この事故はアメリカ時間2021年11月17日、地中海に墜落したもので、イギリス海軍としては初めての墜落事故でF-35Bシリーズ全体でも3機目となりました。

当時、イギリス海軍のクイーン・エリザベス級航空母艦にはイギリス海軍のF-35B 8機、更にアメリカ海兵隊のF-35B 10機を載せていたらしく、通常の合同飛行訓練を実施していました。墜落事故はグリニッジ標準時午前10時頃に発生したといい、F-35Bのパイロットは墜落前に脱出し救助。直ちにクイーン・エリザベスに収容されました。

この事故に関して海軍は。「現時点で詳細を明らかにするのは適切でない」などと意味不明なことを言い出し事故を隠すような言動を当時していました。ただ墜落後直ちに収容されたとうことから、過去の同様の事例からこのサイトでは「離着陸の際に発生した可能性がある」ご紹介していました。



そしてこちらが先日流出した事故の映像です。これが本物なのかは判断は難しいのですが、仮に事実として、海外メディアなどは未確認の情報などから、ほぼ一致していると報じてます。

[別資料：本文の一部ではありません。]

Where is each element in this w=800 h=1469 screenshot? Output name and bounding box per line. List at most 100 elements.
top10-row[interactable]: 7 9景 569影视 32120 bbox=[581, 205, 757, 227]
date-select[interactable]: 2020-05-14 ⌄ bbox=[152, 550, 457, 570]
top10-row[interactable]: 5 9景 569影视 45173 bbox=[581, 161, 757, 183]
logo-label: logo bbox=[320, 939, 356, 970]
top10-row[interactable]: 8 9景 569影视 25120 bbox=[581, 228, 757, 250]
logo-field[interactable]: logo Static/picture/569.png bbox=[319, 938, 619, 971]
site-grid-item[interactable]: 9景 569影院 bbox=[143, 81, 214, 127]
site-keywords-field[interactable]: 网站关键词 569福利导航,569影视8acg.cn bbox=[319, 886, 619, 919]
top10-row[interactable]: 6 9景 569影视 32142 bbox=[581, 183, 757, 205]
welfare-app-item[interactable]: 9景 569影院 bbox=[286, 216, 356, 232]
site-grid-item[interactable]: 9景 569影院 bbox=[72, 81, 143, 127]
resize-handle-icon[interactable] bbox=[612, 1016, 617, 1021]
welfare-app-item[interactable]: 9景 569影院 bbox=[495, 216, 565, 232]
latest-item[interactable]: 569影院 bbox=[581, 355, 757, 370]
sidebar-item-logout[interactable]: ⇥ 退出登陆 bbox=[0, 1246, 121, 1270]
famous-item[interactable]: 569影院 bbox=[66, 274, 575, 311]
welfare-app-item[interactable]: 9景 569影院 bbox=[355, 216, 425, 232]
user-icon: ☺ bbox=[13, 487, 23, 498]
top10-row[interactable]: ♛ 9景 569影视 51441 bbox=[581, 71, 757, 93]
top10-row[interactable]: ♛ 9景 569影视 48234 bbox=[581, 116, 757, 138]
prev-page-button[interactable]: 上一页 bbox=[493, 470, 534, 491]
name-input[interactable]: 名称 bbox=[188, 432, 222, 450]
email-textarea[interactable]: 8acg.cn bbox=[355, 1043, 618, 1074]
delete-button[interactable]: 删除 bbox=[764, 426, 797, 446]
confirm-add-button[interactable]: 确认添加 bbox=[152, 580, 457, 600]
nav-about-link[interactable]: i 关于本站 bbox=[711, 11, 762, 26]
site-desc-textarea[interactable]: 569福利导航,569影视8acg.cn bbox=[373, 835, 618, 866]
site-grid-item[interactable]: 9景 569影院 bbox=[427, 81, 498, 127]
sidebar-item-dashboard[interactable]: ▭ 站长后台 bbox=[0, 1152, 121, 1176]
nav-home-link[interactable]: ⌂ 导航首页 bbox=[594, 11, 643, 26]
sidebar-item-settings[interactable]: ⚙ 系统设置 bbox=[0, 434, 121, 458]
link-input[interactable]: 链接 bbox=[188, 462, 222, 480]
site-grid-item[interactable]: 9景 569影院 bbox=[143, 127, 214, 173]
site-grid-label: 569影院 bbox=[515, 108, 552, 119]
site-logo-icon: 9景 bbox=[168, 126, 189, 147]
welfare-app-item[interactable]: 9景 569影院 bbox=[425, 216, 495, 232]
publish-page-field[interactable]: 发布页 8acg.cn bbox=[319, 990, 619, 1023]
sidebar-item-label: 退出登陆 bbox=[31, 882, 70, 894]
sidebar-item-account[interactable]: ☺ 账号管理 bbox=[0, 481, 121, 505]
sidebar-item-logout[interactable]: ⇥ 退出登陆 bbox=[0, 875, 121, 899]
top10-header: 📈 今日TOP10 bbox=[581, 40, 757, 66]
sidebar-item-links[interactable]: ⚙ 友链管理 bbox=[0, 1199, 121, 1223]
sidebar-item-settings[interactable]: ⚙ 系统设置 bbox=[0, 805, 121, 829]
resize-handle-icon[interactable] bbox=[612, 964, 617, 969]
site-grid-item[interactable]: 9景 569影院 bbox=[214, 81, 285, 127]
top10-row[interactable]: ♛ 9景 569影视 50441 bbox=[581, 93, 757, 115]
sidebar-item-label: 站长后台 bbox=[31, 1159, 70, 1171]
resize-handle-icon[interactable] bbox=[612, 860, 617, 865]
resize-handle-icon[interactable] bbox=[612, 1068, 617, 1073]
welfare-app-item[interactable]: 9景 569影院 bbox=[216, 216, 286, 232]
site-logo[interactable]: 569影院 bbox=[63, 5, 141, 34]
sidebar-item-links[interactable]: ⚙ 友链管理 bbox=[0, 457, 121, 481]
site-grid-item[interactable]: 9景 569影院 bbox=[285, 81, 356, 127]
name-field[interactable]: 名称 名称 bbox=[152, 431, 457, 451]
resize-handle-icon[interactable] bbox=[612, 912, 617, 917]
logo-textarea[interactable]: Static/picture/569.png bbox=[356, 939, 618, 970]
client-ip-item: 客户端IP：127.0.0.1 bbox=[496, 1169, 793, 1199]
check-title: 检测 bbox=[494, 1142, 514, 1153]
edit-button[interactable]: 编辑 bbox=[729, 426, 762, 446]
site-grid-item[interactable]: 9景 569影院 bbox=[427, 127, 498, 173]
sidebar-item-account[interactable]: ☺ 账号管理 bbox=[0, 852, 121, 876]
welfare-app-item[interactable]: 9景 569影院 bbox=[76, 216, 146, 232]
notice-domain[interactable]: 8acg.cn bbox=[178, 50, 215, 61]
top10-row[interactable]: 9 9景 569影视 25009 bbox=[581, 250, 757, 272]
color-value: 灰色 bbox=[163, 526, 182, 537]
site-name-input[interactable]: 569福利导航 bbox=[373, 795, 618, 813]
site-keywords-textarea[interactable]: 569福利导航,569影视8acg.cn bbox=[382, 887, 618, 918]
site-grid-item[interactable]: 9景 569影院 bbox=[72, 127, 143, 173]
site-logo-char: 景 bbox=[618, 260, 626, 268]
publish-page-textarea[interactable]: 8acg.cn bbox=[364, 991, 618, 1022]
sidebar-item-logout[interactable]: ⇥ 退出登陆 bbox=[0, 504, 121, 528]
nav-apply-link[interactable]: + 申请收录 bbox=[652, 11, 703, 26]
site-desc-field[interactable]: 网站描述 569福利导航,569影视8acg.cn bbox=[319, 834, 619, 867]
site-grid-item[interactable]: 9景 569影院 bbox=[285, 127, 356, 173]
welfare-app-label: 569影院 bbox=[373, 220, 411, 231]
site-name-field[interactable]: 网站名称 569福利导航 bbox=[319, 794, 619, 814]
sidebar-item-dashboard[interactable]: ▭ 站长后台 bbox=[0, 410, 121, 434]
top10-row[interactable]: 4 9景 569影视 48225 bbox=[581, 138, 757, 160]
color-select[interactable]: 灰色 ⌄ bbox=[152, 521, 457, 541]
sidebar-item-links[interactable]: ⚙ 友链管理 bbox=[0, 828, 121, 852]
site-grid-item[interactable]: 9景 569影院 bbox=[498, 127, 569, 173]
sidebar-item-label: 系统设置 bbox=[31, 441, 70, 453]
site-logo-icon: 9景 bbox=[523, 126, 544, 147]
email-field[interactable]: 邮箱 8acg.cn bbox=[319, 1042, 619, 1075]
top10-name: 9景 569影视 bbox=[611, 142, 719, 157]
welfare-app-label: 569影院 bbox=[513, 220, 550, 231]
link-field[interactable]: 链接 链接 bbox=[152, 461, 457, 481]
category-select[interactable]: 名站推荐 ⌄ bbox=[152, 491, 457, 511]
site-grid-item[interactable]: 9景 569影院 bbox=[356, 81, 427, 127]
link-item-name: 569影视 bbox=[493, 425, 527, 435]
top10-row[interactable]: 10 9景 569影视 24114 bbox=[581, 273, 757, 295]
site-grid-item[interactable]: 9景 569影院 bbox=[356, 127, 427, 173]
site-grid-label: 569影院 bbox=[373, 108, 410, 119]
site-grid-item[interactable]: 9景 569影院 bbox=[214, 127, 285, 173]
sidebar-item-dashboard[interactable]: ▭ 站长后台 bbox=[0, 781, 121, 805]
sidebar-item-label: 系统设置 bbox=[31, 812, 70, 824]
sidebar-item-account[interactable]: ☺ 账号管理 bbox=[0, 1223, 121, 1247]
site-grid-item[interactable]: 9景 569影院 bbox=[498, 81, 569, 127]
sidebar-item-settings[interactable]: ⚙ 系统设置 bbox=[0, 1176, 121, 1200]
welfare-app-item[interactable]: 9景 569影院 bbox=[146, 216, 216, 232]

ではなぜこのようにノロノロと離陸する事態になったのか。

一部メディアによると事故機となったF-35Bのエンジンに「安価なプラスチック製のレインカバー」を吸い込んでしまい墜落したと報じていました。これがどのようなものなのかは不明なのですが、予想では戦闘機が駐機中につけていることがある吸気部分を覆うようなカバーだと思います。
また一部報道では事故後、海に浮かぶ赤いカバーを目撃したという話があるらしく間違いなくこれであっていると思います。

▼F-35Aにおける赤いカバー
F-35

つまりこのように塞がったような状態になったか、別のモノを吸い込んだことで離陸にエンジン出力をだすことができず、直ちに離陸を中止しようとブレーキをかけたものの止まりきらず墜落してしまったということになります。

▼クイーン・エリザベス級航空母艦で運用されているF-35Bの離着陸


いずれにしてもF-35Bそのもののトラブルというよりも人為的ミスで発生した可能性が高く日本円で100億円ほどする機体がとても単純なミスで失われたということになりそうです。